Virtually every major player in the industry has made significant AI commitments. Visa has invested $3.3 billion in AI and data infrastructure over the past decade. Mastercard’s Decision Intelligence Pro scans one trillion data points per transaction decision. J.P. Morgan, PayPal, Adyen, Razorpay, and Intuit are all deploying AI across fraud prevention, payment routing, and B2B financial operations.
5. How does AI improve the checkout experience for consumers?
AI enables merchants to offer payment options including buy now, pay later dynamically at the point of sale by instantly building a risk profile from a consumer’s transaction history and spending behaviour. This makes it possible to extend alternative payment methods to a broader range of customers quickly and accurately, improving conversion rates while managing risk effectively.
6. What is behavioural biometrics and why does it matter for payment security?
Behavioural biometrics involves AI learning the unique physical patterns of how an individual user interacts with a device including typing rhythm, swipe gestures, and navigation habits. These patterns are extraordinarily difficult for fraudsters to replicate, even when they have stolen login credentials, making behavioural biometrics one of the most robust layers of modern payment security.
7. How is AI transforming B2B payment processes?
AI is automating accounts payable, accounts receivable, expense management, spend management, and treasury operations processes that were historically manual, slow, and error-prone. Platforms like Xelix, Alaan, and Circula are using agentic AI to handle invoice management, reconciliation, and expense reporting autonomously, converting finance cost centres into strategic, data-driven operations.
8. What is explainable AI (XAI) and why is it important in payments?
Explainable AI refers to AI systems that produce transparent, human-readable records of why a particular decision was made.
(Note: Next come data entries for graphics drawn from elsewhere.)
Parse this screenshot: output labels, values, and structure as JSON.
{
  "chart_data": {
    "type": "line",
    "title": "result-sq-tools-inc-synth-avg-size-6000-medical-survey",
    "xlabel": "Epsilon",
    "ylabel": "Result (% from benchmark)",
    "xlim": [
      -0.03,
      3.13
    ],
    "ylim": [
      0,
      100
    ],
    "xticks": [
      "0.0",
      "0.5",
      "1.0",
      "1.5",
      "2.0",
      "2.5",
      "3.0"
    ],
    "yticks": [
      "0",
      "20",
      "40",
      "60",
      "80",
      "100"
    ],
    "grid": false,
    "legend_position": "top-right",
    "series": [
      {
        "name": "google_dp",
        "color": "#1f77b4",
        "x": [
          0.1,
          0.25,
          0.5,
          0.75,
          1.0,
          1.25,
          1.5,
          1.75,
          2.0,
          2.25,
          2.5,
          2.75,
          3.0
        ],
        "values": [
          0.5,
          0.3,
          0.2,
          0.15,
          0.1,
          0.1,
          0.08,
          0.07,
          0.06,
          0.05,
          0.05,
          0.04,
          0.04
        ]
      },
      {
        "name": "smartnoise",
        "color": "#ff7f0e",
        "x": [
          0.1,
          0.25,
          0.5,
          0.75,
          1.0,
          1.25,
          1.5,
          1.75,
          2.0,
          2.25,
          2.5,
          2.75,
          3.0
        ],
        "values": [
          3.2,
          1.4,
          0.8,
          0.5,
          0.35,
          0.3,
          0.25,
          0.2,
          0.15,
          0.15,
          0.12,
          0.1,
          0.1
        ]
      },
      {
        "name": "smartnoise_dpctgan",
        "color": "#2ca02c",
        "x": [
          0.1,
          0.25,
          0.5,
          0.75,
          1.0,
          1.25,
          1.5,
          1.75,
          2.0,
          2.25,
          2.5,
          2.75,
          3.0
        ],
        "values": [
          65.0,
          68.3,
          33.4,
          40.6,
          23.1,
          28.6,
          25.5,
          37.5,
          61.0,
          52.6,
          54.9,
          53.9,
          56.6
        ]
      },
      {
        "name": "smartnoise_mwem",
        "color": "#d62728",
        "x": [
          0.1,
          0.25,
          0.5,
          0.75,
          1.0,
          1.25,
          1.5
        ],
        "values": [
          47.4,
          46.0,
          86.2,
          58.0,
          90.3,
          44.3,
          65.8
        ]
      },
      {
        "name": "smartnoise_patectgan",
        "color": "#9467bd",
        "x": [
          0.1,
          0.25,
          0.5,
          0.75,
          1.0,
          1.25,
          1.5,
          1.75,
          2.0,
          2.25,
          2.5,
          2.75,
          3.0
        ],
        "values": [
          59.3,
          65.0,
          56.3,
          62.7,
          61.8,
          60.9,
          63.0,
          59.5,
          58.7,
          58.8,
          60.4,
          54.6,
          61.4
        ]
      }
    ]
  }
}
In payments, XAI ensures that every fraud flag or declined transaction comes with an auditable rationale. This is critical for regulatory compliance, as it allows payment companies to demonstrate to regulators and auditors exactly how and why their AI systems made specific decisions.
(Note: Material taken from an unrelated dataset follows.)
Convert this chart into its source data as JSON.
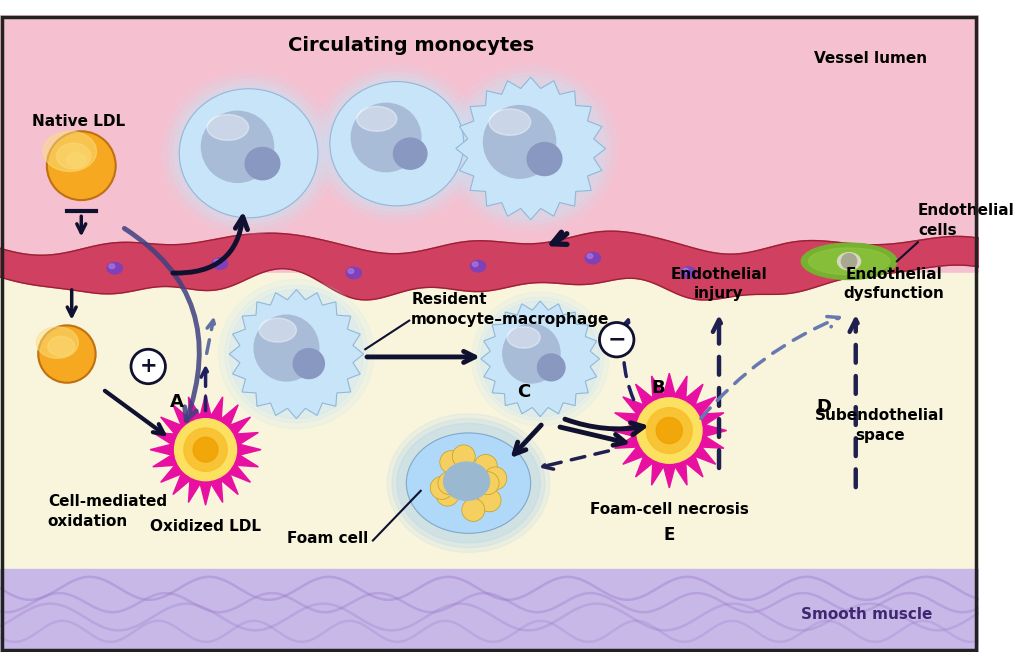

9. What is intelligent payment routing?
Intelligent payment routing uses AI to select the optimal payment rail for each transaction in real time, weighing factors such as cost, processing speed, security, and regulatory compliance. Rather than sending all transactions through a fixed sequence of processors, AI orchestration dynamically identifies the best path, reducing costs for merchants and improving transaction success rates.
10. How is AI being used in cross-border payments?
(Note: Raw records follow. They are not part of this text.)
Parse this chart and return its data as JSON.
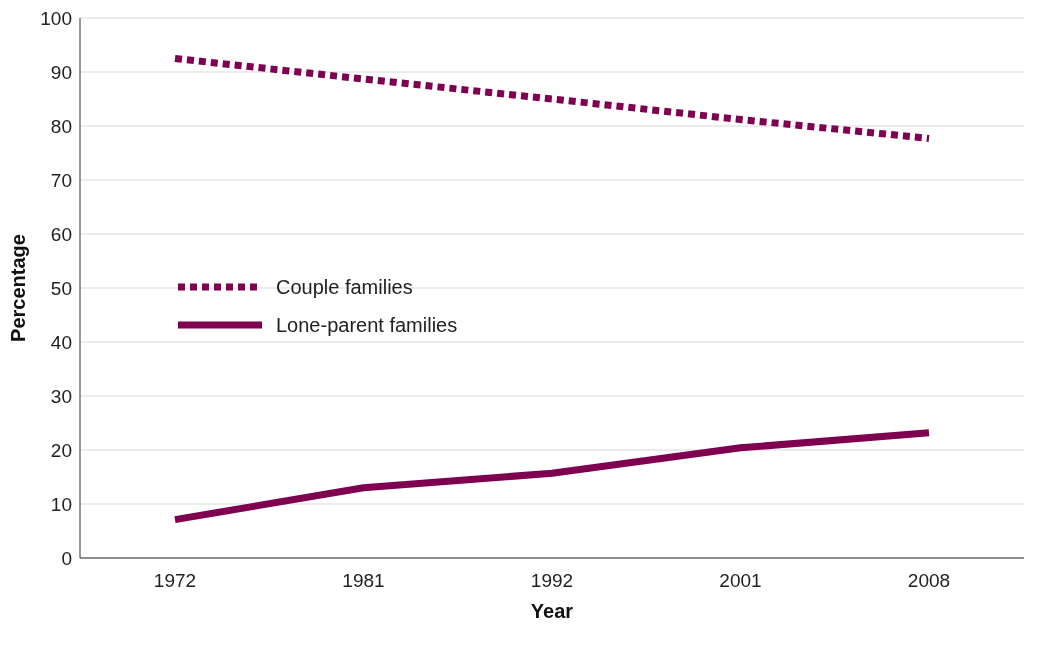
{
  "chart_data": {
    "type": "line",
    "xlabel": "Year",
    "ylabel": "Percentage",
    "categories": [
      "1972",
      "1981",
      "1992",
      "2001",
      "2008"
    ],
    "series": [
      {
        "name": "Couple families",
        "color": "#7f0050",
        "line_style": "dotted",
        "values": [
          92.5,
          88.7,
          85,
          81.2,
          77.7
        ]
      },
      {
        "name": "Lone-parent families",
        "color": "#7f0050",
        "line_style": "solid",
        "values": [
          7.1,
          13,
          15.7,
          20.4,
          23.2
        ]
      }
    ],
    "ylim": [
      0,
      100
    ],
    "yticks": [
      0,
      10,
      20,
      30,
      40,
      50,
      60,
      70,
      80,
      90,
      100
    ],
    "grid": "y",
    "legend": "left",
    "marker": "none"
  }
}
AI is improving cross-border payments by building more accurate risk profiles that incorporate non-traditional data such as regular remittance patterns to assess creditworthiness and authorise transactions more reliably. Agentic AI platforms are also automating the compliance, reconciliation, and reporting workflows associated with cross-border transactions, reducing processing times and operational costs significantly.
11. What should payment companies prioritise when adopting AI?
Payment companies should focus on three key areas: building API-driven, interoperable infrastructure that can integrate new AI capabilities rapidly; developing agentic readiness by structuring workflows and data architectures to support autonomous execution; and embedding AI governance frameworks that ensure transparency, auditability, and bias management from the outset rather than as a compliance afterthought.
12. Is AI in payments a short-term trend or a long-term shift?
It is a long-term structural shift. AI investment in the payments sector nearly doubled as a share of total industry deals between 2024 and mid-2025, and the underlying drivers of transaction volume growth, fraud sophistication, consumer expectations, and regulatory complexity will only intensify over time. Companies that build AI-first foundations now will be significantly better positioned to compete as the technology continues to advance.